We currently have the future of California in our hands and don’t even realize it. Our most fervent protest must be the act of becoming U.S. citizens and in turn convince 10, 20, 50 persons more--our family, our entire neighborhood, our complete parish or congregation, every one of our work mates--to do the same. And this step must immediately lead us to the next significant civic act of defense of our people--the act of registering to vote and making use of the franchise in the November elections.

The Latino vote statewide has the possibility of overturning the state Assembly against the Republicans, led by their conservative nativist assemblyman, Curt Pringle, which has unleashed a powerful current of sentiment, legislative proposals, laws, acts and racial hate vented against immigrants, Mexicans and Latinos generally.

The case of Sotero Vasquez should become our cause and banner to motivate our community to become fully conscious of the present state of affairs and take stock of what is at stake--the very humane existence of our families in this state and country.

We must also call upon President Clinton and Atty. Gen. Janet Reno to publicly and categorically condemn the acts of the Riverside deputies and call for their immediate removal (without pay) and prosecution.

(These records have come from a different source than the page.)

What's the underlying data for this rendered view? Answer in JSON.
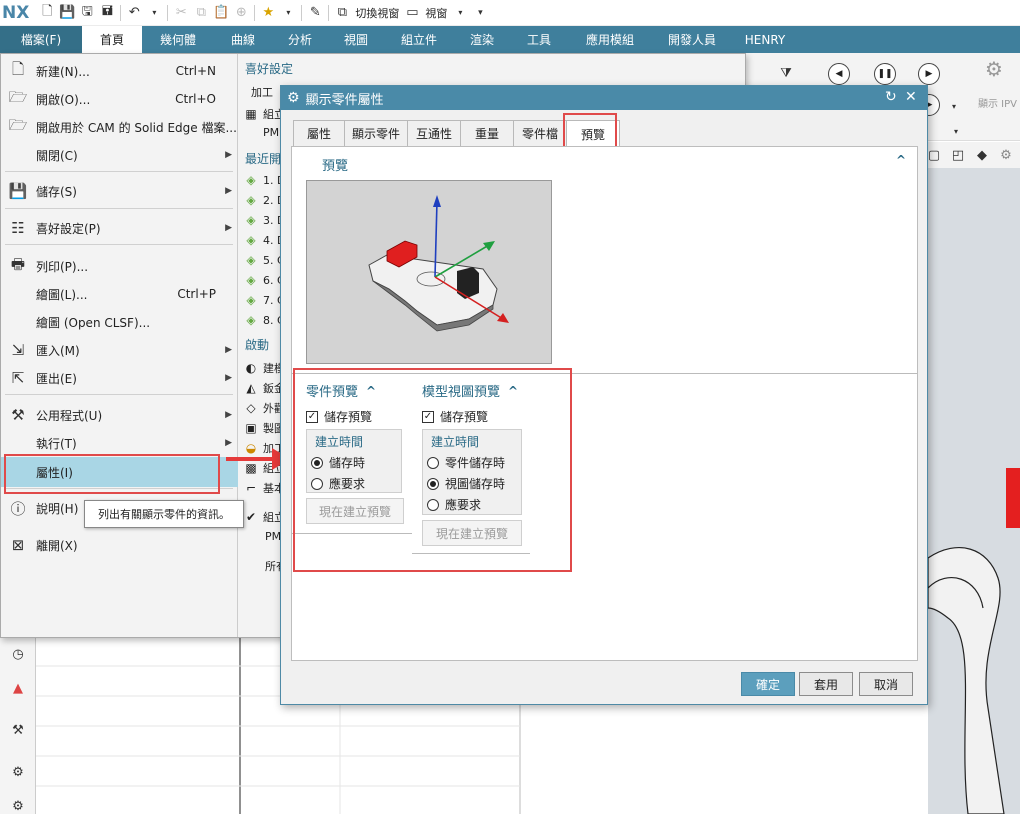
{
  "app": {
    "logo": "NX"
  },
  "quick_access": {
    "switch_view": "切換視窗",
    "window": "視窗"
  },
  "ribbon_tabs": [
    "檔案(F)",
    "首頁",
    "幾何體",
    "曲線",
    "分析",
    "視圖",
    "組立件",
    "渲染",
    "工具",
    "應用模組",
    "開發人員",
    "HENRY"
  ],
  "ribbon_right": {
    "show_ipv": "顯示 IPV"
  },
  "file_menu": {
    "new": {
      "label": "新建(N)...",
      "shortcut": "Ctrl+N"
    },
    "open": {
      "label": "開啟(O)...",
      "shortcut": "Ctrl+O"
    },
    "open_se": {
      "label": "開啟用於 CAM 的 Solid Edge 檔案..."
    },
    "close": {
      "label": "關閉(C)"
    },
    "save": {
      "label": "儲存(S)"
    },
    "prefs": {
      "label": "喜好設定(P)"
    },
    "print": {
      "label": "列印(P)..."
    },
    "plot": {
      "label": "繪圖(L)...",
      "shortcut": "Ctrl+P"
    },
    "plot_clsf": {
      "label": "繪圖 (Open CLSF)..."
    },
    "import": {
      "label": "匯入(M)"
    },
    "export": {
      "label": "匯出(E)"
    },
    "utilities": {
      "label": "公用程式(U)"
    },
    "execute": {
      "label": "執行(T)"
    },
    "properties": {
      "label": "屬性(I)"
    },
    "help": {
      "label": "說明(H)"
    },
    "exit": {
      "label": "離開(X)"
    }
  },
  "file_right": {
    "pref_head": "喜好設定",
    "pref_items": [
      "加工",
      "組立",
      "PM"
    ],
    "recent_head": "最近開",
    "recent_items": [
      "1. D",
      "2. D",
      "3. D",
      "4. D",
      "5. C",
      "6. C",
      "7. C",
      "8. C"
    ],
    "start_head": "啟動",
    "start_items": [
      "建模",
      "鈑金",
      "外觀",
      "製圖",
      "加工",
      "組立",
      "基本"
    ],
    "bottom_items": [
      "組立",
      "PM",
      "所有"
    ]
  },
  "tooltip": "列出有關顯示零件的資訊。",
  "dialog": {
    "title": "顯示零件屬性",
    "tabs": [
      "屬性",
      "顯示零件",
      "互通性",
      "重量",
      "零件檔",
      "預覽"
    ],
    "preview_section": "預覽",
    "part_preview": {
      "title": "零件預覽",
      "save_preview": "儲存預覽",
      "create_time": "建立時間",
      "options": [
        "儲存時",
        "應要求"
      ],
      "selected": 0,
      "create_now": "現在建立預覽"
    },
    "model_view_preview": {
      "title": "模型視圖預覽",
      "save_preview": "儲存預覽",
      "create_time": "建立時間",
      "options": [
        "零件儲存時",
        "視圖儲存時",
        "應要求"
      ],
      "selected": 1,
      "create_now": "現在建立預覽"
    },
    "ok": "確定",
    "apply": "套用",
    "cancel": "取消"
  }
}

They must additionally take effective and immediate steps to eliminate the 300,000 citizenship-applicant backlog, significantly increase the budget for citizenship assistance instead of augmenting border patrol enforcement, and unabashedly oppose the Simpson-Smith immigration legislative proposals currently being debated in Congress.

These are the most relevant measures that will have true long-term meaning to curb physical abuses of which immigrants are repeatedly victims.